La buona politica? | Non è sommare voti - Live Sicilia

La buona politica? | Non è sommare voti

Se domani si andasse a votare in Sicilia il Pd subirebbe, verosimilmente, una Caporetto che condizionerebbe negativamente il dato nazionale e che, paradossalmente, vedrebbe in salvo, grazie all'immancabile voto organizzato e d’apparato, i soliti "baroni" locali. Una beffa crudele.

Leggendo l’articolo su Livesicilia di Salvo Toscano, “La Sicilia affonda, l’Ars non riapre. Grasso che cola per i grillini”, ho ripensato a una recente dichiarazione del ministro dem per le riforme costituzionali del governo Renzi, Maria Elena Boschi: “Se oggi facessimo le elezioni, cosa che non faremo perché si voterà nel 2018, andremmo oltre il 40%”. Previsione ottimistica secondo le ultime rilevazioni, ma prendiamola per buona. E se per un punto, cioè per pochissimo, come successe al priore Martino del famoso proverbio, il Pd perdesse la cappa? Lì si trattava di punteggiatura, qui lo intendiamo in termini di percentuali di voti. La cappa sarebbe il premio di maggioranza alla Camera che l’Italicum, la nuova legge elettorale, assegna alla lista che supera la soglia del 40%. Il prezioso punto in questione, invece, potrebbe essere una debacle elettorale del Pd in Sicilia.

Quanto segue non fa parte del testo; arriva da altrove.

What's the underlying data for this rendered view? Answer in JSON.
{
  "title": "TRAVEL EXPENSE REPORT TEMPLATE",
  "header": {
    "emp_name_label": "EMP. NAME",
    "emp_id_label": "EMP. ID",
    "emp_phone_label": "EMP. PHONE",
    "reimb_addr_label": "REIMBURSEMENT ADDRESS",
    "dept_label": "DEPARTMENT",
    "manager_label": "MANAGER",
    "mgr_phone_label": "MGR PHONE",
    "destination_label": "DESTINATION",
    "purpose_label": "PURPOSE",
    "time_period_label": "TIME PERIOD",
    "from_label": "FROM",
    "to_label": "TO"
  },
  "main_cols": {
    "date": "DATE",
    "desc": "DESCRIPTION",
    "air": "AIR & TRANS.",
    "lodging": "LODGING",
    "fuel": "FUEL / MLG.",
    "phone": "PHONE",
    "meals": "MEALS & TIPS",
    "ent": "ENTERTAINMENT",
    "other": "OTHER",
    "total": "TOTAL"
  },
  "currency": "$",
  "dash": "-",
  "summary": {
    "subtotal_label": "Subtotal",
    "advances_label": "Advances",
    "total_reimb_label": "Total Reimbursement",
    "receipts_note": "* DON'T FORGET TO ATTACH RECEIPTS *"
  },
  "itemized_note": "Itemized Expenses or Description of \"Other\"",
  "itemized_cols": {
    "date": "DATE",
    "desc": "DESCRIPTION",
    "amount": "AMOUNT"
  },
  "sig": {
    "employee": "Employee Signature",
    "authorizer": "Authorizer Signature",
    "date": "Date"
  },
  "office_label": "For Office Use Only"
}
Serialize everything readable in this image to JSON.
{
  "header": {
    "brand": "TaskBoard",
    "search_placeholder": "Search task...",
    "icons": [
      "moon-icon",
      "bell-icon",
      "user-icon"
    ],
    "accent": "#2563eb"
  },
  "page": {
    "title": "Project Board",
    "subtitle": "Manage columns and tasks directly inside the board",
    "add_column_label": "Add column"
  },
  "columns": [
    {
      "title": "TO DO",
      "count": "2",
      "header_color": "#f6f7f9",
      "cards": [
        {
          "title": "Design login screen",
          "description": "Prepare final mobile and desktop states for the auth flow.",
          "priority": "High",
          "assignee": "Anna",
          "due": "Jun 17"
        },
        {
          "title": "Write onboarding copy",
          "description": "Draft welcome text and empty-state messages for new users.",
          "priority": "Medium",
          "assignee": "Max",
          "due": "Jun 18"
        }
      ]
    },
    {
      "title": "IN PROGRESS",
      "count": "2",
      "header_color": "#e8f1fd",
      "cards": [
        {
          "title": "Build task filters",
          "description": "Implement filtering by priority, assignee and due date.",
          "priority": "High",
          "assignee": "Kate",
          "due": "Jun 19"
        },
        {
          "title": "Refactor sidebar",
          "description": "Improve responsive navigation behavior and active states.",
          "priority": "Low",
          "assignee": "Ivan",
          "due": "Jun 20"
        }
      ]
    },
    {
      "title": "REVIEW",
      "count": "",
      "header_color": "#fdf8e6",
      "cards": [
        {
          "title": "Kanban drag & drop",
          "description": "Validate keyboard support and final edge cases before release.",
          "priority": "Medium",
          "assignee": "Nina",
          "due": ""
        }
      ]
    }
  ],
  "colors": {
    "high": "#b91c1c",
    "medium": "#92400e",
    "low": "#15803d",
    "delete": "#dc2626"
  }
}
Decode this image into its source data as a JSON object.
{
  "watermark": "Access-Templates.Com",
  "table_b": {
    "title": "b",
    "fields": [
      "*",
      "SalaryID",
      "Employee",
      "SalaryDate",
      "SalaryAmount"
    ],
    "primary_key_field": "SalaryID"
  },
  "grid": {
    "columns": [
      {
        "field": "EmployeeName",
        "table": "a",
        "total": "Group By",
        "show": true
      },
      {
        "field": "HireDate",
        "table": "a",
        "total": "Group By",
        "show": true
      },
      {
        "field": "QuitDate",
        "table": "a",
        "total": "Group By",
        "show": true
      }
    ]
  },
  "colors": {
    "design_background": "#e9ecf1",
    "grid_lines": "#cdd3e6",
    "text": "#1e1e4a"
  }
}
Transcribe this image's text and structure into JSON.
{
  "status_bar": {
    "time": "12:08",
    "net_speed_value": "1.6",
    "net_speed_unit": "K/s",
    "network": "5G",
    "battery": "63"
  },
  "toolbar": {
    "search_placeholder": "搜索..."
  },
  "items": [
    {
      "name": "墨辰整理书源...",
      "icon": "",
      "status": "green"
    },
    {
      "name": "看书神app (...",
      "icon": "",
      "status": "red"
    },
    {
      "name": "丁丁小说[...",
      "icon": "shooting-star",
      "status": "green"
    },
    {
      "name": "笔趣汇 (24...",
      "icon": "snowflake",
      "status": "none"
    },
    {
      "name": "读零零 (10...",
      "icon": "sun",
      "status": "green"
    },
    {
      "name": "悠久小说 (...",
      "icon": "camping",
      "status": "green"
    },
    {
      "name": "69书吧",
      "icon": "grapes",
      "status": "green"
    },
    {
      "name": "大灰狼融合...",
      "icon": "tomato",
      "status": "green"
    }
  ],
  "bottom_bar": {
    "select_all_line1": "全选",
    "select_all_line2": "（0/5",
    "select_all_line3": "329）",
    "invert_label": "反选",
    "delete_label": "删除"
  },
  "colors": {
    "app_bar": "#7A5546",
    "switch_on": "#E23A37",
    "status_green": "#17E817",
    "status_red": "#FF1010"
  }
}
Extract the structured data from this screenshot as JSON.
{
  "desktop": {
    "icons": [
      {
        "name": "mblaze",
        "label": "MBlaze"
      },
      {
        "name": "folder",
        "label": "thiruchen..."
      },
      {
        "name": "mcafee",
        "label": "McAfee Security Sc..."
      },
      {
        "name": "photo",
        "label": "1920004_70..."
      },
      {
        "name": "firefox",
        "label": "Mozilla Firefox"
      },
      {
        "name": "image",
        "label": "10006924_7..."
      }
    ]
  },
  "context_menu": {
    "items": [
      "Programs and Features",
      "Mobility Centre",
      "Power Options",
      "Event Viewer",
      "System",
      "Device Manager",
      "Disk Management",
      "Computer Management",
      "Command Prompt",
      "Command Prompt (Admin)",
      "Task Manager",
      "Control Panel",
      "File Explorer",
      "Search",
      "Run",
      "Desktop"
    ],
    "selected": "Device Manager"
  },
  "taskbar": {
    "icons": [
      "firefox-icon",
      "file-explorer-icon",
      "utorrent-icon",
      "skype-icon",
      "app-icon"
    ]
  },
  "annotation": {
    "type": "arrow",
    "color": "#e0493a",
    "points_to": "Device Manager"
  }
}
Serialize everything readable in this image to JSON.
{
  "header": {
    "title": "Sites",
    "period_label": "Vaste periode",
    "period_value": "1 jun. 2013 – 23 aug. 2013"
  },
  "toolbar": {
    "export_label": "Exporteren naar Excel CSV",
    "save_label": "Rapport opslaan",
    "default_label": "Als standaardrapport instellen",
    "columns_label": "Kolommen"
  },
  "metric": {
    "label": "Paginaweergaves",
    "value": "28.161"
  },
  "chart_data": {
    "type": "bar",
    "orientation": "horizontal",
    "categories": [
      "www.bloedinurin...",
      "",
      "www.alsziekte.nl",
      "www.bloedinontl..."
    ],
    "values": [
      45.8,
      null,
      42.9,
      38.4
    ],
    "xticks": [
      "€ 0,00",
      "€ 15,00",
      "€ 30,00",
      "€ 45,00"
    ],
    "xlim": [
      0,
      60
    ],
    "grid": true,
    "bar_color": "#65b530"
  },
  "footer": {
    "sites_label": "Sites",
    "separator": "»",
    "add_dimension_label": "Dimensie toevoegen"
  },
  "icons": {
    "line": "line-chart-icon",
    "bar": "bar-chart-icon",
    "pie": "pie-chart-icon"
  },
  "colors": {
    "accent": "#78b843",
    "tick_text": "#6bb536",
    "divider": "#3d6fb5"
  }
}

Mi spiego. Comunque la si pensi indubbiamente Matteo Renzi sta smuovendo l’Italia, dati Istat alla mano su occupazione, consumi, produzione industriale e crescita del Pil – nonostante il Sud sia ancora terribilmente indietro – dimostrando di avere una considerevole dose di abilità nel districarsi tra le mille insidie della politica italiana. Il giovane premier ha già incassato diversi risultati, ha in cantiere numerosi provvedimenti e in una Europa fragile e in difficoltà, sull’economia e sul drammatico esodo dei profughi, checché se ne dica lui conta. La Boschi potrebbe, quindi, avere ragione, il Pd potrebbe oggi, a patto di riuscire a coinvolgere l’intero meridione nei timidi segnali di ripresa, potenzialmente raggiungere nei prossimi mesi il 40% dei consensi. Però, faccio una domanda alla ministra: e se a causa della Sicilia, in cui il Pd siciliano è da tempo il principale sostegno a un governo regionale rivelatosi pessimo, si fallisse, fosse pure per un punto, o frazioni di esso, l’obiettivo del 40% al primo turno? Si andrebbe al ballottaggio quasi sicuramente con il Movimento 5stelle, con quale esito? Non stiamo parlando del Molise o dell’Umbria, stiamo parlando di una regione con oltre 4 milioni e mezzo di elettori, non si scherza. Sa la Boschi cosa sta accadendo in Sicilia, a parte i numerosi commissariamenti disposti da Roma su delicati e strategici settori per gli strafalcioni o le gravi inadempienze del governo regionale? Non dubito che lo sappia, ma mi permetto ugualmente di suggerire un sintetico pro memoria a beneficio nostro. In Sicilia, a due anni dalla scadenza naturale della legislatura, siamo alla terza edizione della giunta, sulla carta di centrosinistra, targata Crocetta, senza che sia stata portata a compimento una, dico una, riforma degna di tal nome e non a rischio di impugnativa, o di sfavorevoli atti giudiziali, per possibili profili di incostituzionalità; siamo all’età della pietra sui trasporti, sulle infrastrutture, sulla rete stradale, sui rifiuti, sulle fonti energetiche, sulle innovazioni tecnologiche, sulla formazione, solo per citare alcune fondamentali materie. Forti criticità sulla sanità e sull’utilizzo dei fondi europei; i report dei maggiori istituti di ricerca economico-finanziara emettono, sull’Isola, periodici bollettini di guerra da paura; la disoccupazione giovanile è alle stelle, i giovani che scappano all’estero, i cervelli, sono ormai migliaia e migliaia.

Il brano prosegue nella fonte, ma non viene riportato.